Authors: The abstract is a concise summary and does not contain numerical results, which follows standard practice for brevity. All quantitative metrics, SOTA comparisons on BABEL-QA, HuMMan-QA, CompMo, NTU-RGB+D and QEVD-Coach, baseline tables, ablation results, and any error bars are provided in full in the Experiments section.
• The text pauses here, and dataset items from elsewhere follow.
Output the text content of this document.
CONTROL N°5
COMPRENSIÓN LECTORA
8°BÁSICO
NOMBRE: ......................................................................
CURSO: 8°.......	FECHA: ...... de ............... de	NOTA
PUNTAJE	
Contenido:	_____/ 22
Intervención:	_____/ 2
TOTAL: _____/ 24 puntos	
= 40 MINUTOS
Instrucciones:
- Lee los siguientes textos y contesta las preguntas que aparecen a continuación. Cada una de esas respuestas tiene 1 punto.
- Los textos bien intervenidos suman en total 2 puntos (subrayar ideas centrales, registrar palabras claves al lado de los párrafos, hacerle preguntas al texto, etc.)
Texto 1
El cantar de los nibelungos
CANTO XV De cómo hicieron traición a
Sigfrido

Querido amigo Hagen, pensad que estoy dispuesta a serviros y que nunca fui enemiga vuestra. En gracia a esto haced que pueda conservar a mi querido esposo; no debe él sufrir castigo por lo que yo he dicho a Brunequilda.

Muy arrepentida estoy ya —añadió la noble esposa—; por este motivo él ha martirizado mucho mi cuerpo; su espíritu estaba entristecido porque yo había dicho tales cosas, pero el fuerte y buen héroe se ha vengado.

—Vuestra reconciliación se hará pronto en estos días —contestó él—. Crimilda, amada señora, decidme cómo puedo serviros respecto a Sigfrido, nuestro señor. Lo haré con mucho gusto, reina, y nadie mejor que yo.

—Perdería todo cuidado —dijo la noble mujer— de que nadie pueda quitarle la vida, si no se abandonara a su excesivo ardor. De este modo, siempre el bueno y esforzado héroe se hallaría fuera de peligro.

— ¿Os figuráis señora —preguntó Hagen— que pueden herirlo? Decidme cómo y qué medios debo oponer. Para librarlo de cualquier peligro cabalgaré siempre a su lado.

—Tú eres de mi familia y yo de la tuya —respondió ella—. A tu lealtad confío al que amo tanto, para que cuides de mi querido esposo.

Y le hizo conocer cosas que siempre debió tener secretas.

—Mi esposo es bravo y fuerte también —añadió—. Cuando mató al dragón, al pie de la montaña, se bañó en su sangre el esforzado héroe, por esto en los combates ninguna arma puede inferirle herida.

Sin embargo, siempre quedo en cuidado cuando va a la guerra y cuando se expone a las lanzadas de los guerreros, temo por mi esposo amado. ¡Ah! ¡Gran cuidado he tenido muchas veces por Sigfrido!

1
We will verify that cross-references from the abstract to these tables are explicit in the revision. revision: no
Circularity Check
No circularity; empirical SOTA claims rest on benchmark results, not self-referential definitions or fits
full rationale
The paper presents an LLM-based architecture with timestamp-augmented pose sequences and a mixed supervision regime, then reports performance on external benchmarks (BABEL-QA, HuMMan-QA, etc.). No derivation chain, uniqueness theorem, or parameter fit is invoked whose output is definitionally identical to its input. Ablation descriptions vary supervision diversity and staging but do not reduce any claimed gain to a tautology. Self-citations, if present, are not load-bearing for the central empirical result. The work is therefore self-contained against external benchmarks.
Axiom & Free-Parameter Ledger
axioms (1)
- domain assumption LLMs can effectively reason about motion order, duration, and rhythm when motion is represented as timestamped skeletal pose sequences.